When he’d asked Gigi for her help, she’d looked at him in wide-eyed wonder. He was pretty sure she legitimately thought he was insane. But who else could I ask?

She was the closest thing he’d come to know as a friend in a really long time. Liz was on Andrea’s side at this point. Brady was too busy with work, not that Clay really wanted to ask for his help. And the guys were against him ever seriously dating again.

So, Clay had decided to take matters into his own hands.

He’d cut back his drinking habits. Stopped fucking around. No more revolving door of women.

And it’d been easy. Well, easy enough at least.

“Do you want me to go with you?” she asked. She looked nervous for him. “I could drive you.”

“I appreciate it, but no. I need to do this alone.”

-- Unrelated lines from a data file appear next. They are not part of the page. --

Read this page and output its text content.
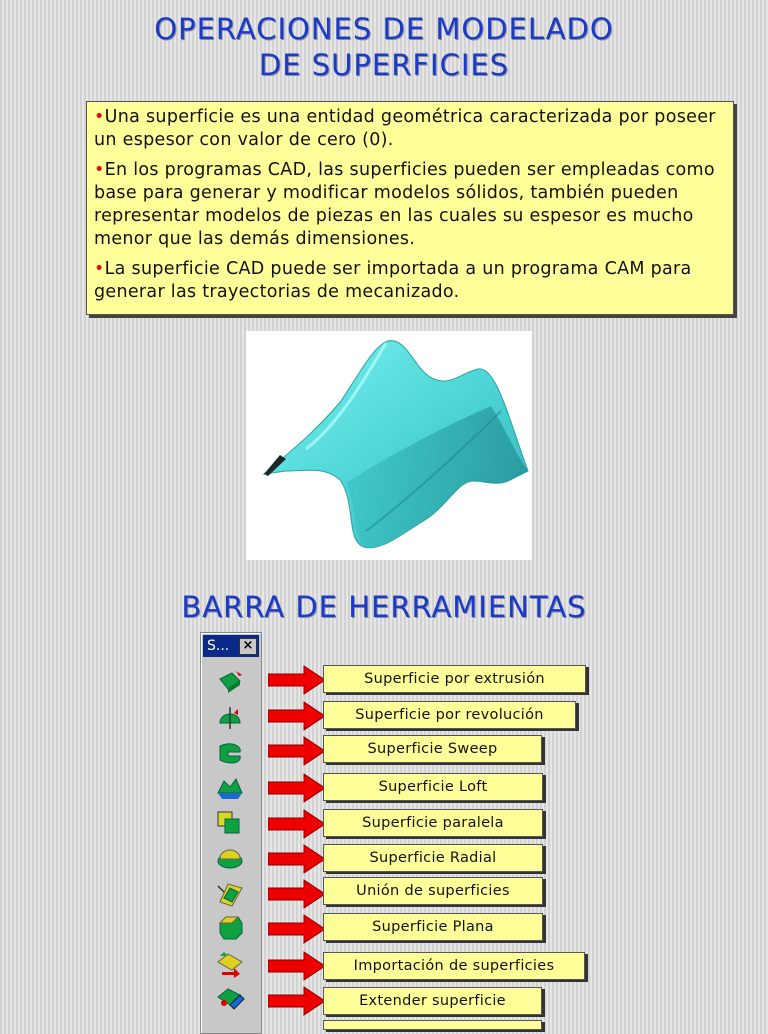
OPERACIONES DE MODELADO
DE SUPERFICIES

•Una superficie es una entidad geométrica caracterizada por poseer un espesor con valor de cero (0).

•En los programas CAD, las superficies pueden ser empleadas como base para generar y modificar modelos sólidos, también pueden representar modelos de piezas en las cuales su espesor es mucho menor que las demás dimensiones.

•La superficie CAD puede ser importada a un programa CAM para generar las trayectorias de mecanizado.

BARRA DE HERRAMIENTAS
S... ×
Superficie por extrusión
Superficie por revolución
Superficie Sweep
Superficie Loft
Superficie paralela
Superficie Radial
Unión de superficies
Superficie Plana
Importación de superficies
Extender superficie
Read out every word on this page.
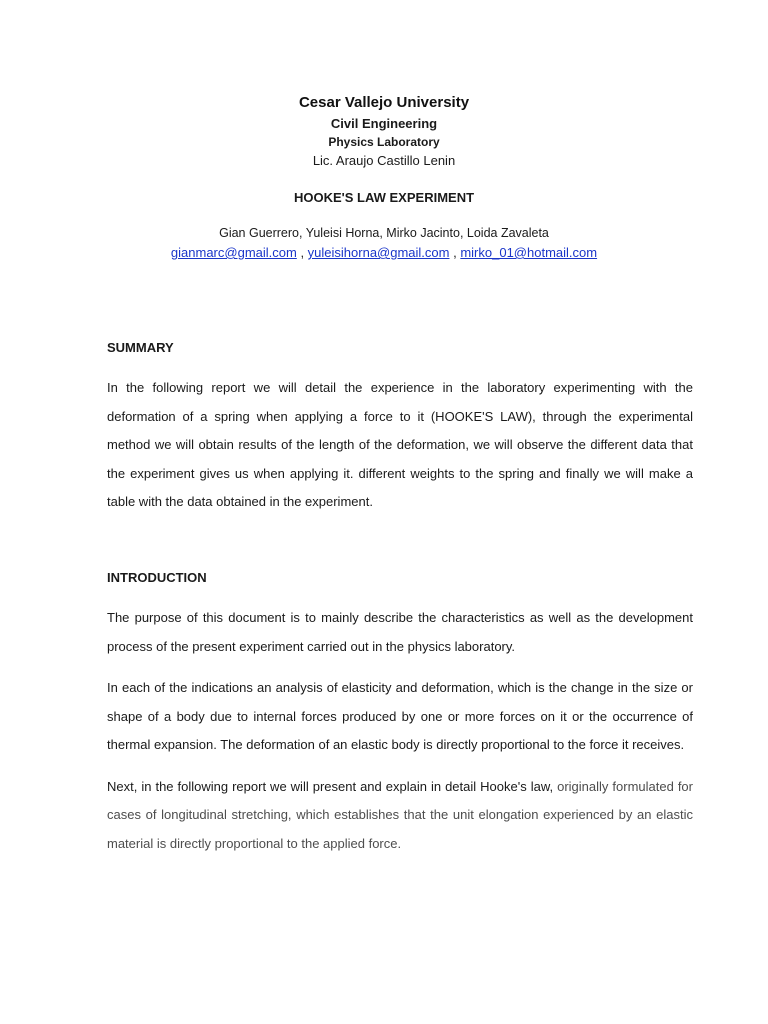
Cesar Vallejo University
Civil Engineering
Physics Laboratory
Lic. Araujo Castillo Lenin
HOOKE'S LAW EXPERIMENT
Gian Guerrero, Yuleisi Horna, Mirko Jacinto, Loida Zavaleta
gianmarc@gmail.com , yuleisihorna@gmail.com , mirko_01@hotmail.com
SUMMARY

In the following report we will detail the experience in the laboratory experimenting with the deformation of a spring when applying a force to it (HOOKE'S LAW), through the experimental method we will obtain results of the length of the deformation, we will observe the different data that the experiment gives us when applying it. different weights to the spring and finally we will make a table with the data obtained in the experiment.

INTRODUCTION

The purpose of this document is to mainly describe the characteristics as well as the development process of the present experiment carried out in the physics laboratory.

In each of the indications an analysis of elasticity and deformation, which is the change in the size or shape of a body due to internal forces produced by one or more forces on it or the occurrence of thermal expansion. The deformation of an elastic body is directly proportional to the force it receives.

Next, in the following report we will present and explain in detail Hooke's law, originally formulated for cases of longitudinal stretching, which establishes that the unit elongation experienced by an elastic material is directly proportional to the applied force.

She shook her head and straightened the bow tie of his suit. “Well, at least you look hot.”

“That’s a constant.”

Gigi smacked his sleeve. “Just go get your girl.”

Clay retrieved the gala invites from Gigi, and she shot him one last anxious look.

“Let me know how it goes.”

He shot her a dimpled grin. “Will do.”

Then, he left the office, took his Porsche uptown, and parked in front of a small modern-looking building. He knew he was in the right place by the other cars he followed into the lot. High-end clients were here to purchase expensive artwork. The pulse of the most privileged and influential in D.C. were in one building. But he wasn’t here for them.